I have a few fantasies left. One of them is that Angie, wherever she is, for once in her life gets very lucky. She is blessed with a savior, someone like Doc tried to be back in 2007. You never know, as long as she’s alive, if she reaches a point where she wants to turn her life around, where she starts to dream of what might have been, if she’d made a different turn in the road so long ago, there’s always a chance that this could happen. This is my fantasy:
Angie meets someone: A Very Good Person. That someone makes her see that she still has the power to save herself and turn her life around. So she starts to try. First, she gets clean. It was agony, but she does it. And the savior helps her stay clean by staying close by, offering support, and being her NA sponsor. Days go by, weeks. She gets a little job in a bookstore to pay back her savior for buying her food and to pay for her small, furnished room. She keeps her head above water. Weeks turn into months. She’s still just putting one foot in front of the other, going to her job, coming home and reading books. Even when she was a using junkie, living in my basement in Virginia, she loved to read books and do Sudoku puzzles.

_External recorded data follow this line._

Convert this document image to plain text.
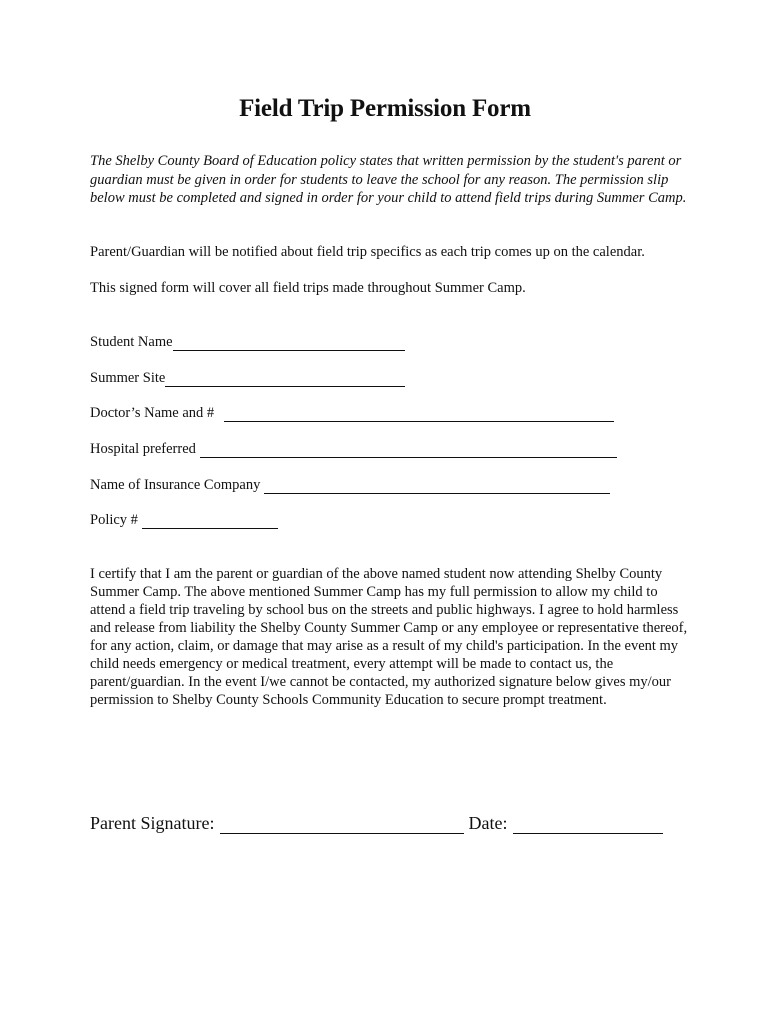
Field Trip Permission Form
The Shelby County Board of Education policy states that written permission by the student's parent or guardian must be given in order for students to leave the school for any reason. The permission slip below must be completed and signed in order for your child to attend field trips during Summer Camp.
Parent/Guardian will be notified about field trip specifics as each trip comes up on the calendar.
This signed form will cover all field trips made throughout Summer Camp.
Student Name
Summer Site
Doctor’s Name and #
Hospital preferred
Name of Insurance Company
Policy #
I certify that I am the parent or guardian of the above named student now attending Shelby County Summer Camp. The above mentioned Summer Camp has my full permission to allow my child to attend a field trip traveling by school bus on the streets and public highways. I agree to hold harmless and release from liability the Shelby County Summer Camp or any employee or representative thereof, for any action, claim, or damage that may arise as a result of my child's participation. In the event my child needs emergency or medical treatment, every attempt will be made to contact us, the parent/guardian. In the event I/we cannot be contacted, my authorized signature below gives my/our permission to Shelby County Schools Community Education to secure prompt treatment.
Parent Signature:	Date:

The months go by, and she notices the change in seasons. Summer is cooler this year; the fog never seems to leave the city. She and her savior start to go out a little, leave the city in her savior’s car. They go to Big Sur one weekend, do a lot of walking. Angie’s savior tells her all about her life and the lessons her own pain has taught her. Angie listens and thinks about that. She reminds Angie that life has been hard for her too, but one day she just woke up and determined to embrace it as a gift instead of a curse. And that’s when she started to be happy. Her savior asks her if she would ever want to go back to her life before drugs, to her family.
And then the miracle happens: Angie remembers.